Puis, maintenant que la douleur a trop saturé les nerfs et les sens, elle s’estompe, laisse dans un état second, mélange d’apathie et d’amour pur qui dessinent un sourire sous les larmes à la venue de la contemplation. Dans un brouillard épais, cachant la lumière du jour, assis près de la stèle, Alain y dépose onze roses symboliques, caresse des aigus et fredonne des mots que seule Natasha peut entendre, les réunissant à nouveau dans un instant d’intimité, le refrain de "Spider" en mémoire à l’araignée qui est un jour tombée dans sa main.

Il est difficile d’imaginer Alain enfermé dans son studio à aligner bout à bout tous les petits détails qui en font la beauté, harmonies vocales et autres effets sonores, tant Spark semble d’une spontanéité totale dans l’émotion, prise à vif dans l’âme du musicien, passant d’une chaleur hallucinée à des pensées glaciales. Les notes minimalistes de "The Bleeding Whole" transpercent l’auditeur de leurs nouveaux échos, sourds et pénétrants, reflets du vide qui s’installe peu à peu et remplit tout l’espace. La voix de Johannes est belle à en pleurer, parle de "ce vieux monde qui cesse de s’attacher" et de ces gens "agrippés aux éthers", témoins de cette renaissance forcée et de cette redécouverte d‘un univers connu, à la fois creuse et tellement envahissante. Terrifiante, insupportable et pourtant inévitable.

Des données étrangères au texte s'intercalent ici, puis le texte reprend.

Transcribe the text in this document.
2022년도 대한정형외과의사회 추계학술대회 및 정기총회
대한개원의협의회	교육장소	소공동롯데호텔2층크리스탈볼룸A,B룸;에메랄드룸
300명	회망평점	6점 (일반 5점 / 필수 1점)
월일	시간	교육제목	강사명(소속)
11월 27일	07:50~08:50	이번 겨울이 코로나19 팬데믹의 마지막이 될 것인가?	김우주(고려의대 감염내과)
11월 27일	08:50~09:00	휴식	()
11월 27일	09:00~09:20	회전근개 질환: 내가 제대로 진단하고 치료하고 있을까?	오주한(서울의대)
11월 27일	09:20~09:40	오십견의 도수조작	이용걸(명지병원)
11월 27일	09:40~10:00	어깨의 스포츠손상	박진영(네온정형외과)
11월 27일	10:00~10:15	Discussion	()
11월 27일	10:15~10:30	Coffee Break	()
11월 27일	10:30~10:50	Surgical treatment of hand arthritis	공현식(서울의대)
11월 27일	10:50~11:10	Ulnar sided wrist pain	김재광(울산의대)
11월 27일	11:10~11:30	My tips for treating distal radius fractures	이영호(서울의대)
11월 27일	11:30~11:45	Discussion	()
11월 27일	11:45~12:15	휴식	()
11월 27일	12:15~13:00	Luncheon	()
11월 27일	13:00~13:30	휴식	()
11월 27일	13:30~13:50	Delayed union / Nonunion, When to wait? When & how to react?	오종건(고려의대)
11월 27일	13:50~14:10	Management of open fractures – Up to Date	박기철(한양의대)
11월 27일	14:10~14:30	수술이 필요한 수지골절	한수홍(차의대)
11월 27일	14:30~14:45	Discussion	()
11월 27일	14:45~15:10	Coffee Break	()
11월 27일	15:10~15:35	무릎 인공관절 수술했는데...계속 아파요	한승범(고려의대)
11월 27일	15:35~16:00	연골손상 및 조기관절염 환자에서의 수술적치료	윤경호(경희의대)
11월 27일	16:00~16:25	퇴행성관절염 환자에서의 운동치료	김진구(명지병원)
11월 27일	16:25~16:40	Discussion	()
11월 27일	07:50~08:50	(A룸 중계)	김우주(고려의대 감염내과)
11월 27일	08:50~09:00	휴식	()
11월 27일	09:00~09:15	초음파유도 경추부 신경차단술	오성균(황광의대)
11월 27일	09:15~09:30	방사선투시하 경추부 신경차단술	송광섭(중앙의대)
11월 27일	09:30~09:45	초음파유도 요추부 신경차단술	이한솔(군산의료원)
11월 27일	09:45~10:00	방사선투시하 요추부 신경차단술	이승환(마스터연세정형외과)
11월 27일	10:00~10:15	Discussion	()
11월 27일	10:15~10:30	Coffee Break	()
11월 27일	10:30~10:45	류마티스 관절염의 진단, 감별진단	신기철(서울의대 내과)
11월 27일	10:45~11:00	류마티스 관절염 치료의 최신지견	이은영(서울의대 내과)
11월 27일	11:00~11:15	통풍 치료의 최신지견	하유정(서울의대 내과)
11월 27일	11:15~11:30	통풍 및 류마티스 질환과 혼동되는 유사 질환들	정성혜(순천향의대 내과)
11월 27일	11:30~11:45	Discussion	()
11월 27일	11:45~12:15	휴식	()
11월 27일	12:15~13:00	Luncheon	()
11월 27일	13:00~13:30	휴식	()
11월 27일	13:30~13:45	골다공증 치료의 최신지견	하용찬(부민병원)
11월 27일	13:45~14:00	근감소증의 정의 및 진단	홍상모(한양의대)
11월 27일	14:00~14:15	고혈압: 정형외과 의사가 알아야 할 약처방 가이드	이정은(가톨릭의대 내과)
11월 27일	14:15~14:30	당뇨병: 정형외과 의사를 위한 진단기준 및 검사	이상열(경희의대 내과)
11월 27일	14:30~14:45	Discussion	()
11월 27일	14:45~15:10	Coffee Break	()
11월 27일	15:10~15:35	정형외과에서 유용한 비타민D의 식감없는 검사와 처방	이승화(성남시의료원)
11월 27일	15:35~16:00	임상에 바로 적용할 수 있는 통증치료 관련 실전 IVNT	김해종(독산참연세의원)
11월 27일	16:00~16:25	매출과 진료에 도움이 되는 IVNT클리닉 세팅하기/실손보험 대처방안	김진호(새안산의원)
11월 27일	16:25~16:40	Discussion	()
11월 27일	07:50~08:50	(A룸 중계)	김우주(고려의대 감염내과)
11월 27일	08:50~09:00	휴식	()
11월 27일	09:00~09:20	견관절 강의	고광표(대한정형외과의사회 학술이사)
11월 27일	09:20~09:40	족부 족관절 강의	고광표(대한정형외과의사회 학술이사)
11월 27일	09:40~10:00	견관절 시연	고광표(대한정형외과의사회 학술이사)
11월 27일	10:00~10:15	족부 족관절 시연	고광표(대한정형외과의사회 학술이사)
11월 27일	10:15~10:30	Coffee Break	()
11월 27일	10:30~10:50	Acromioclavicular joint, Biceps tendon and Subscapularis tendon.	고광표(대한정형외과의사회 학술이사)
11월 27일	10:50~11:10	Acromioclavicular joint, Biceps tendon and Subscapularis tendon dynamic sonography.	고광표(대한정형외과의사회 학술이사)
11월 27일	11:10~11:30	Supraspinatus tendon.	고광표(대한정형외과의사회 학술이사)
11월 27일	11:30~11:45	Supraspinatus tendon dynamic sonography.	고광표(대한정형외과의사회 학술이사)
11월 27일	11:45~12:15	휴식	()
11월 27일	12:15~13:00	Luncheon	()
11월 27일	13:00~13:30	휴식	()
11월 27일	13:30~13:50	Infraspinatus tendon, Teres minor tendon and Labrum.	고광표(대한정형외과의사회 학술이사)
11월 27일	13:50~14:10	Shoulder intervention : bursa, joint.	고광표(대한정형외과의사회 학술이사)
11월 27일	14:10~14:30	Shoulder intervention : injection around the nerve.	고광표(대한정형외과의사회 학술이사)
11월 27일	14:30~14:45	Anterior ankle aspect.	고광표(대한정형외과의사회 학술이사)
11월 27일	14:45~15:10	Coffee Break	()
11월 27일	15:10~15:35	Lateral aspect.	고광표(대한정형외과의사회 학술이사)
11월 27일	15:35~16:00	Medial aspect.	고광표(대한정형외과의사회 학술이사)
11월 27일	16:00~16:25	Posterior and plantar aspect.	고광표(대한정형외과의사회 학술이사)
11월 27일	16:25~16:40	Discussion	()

Jamais les étincelles n’ont été aussi faibles mais "Gentle Ghosts" revient souffler sur les cendres de la vie d’Alain et raviver la fantastique flamme de son aura et de sa volonté à coups de cigfiddle clinquants, illuminant ce nouveau monde d’un amour éternellement reconnaissant et révérencieux. C’est de lui que sera fait le temple dédié à Natasha, de cet amour brûlant à la lumière des cierges, des lustres et des candélabres, un chœur reprenant en litanie les voix de "Unfinished Plan", et sur la pierre ces derniers mots gravés en sa mémoire: "Oh you were not afraid of letting go, so I am not afraid of letting go...".

 

Hanté par le visage et l’âme de Natasha Shneider, Spark est l’album d’un duo avant tout. Il est le dernier cadeau d’Alain à sa femme et leur ultime collaboration artistique, une pièce d’une beauté fébrile et fragile dont chaque note et silence sont des souffles de vie qui vous consument, religieux et mystiques. Il ne fait pas que nous montrer qu’elle était une femme merveilleuse et lui un musicien hors pair et aimant, mais rappelle la valeur évidente trop souvent oubliée que l’expression artistique est un chemin vers la guérison de tous les maux. Premier album sorti sous le nouveau partenariat des labels Rekords Rekords, Ipecac et Dangerbird, qui se revendique un moyen de "lancer la révolution contre le rock daubé", il augure de bonnes choses concernant l’émancipation des artistes côtoyant la sphère musicale de Joshua Homme, et si tout ce qui vient à sortir de l’influence du géant roux est de cette trempe, alors…

Commentaires
maxime, le 21/10/2016 à 23:23
merci pour cette chronique. J'ai redécouvert ce disque ces derniers jours et c'est absolument magnifique.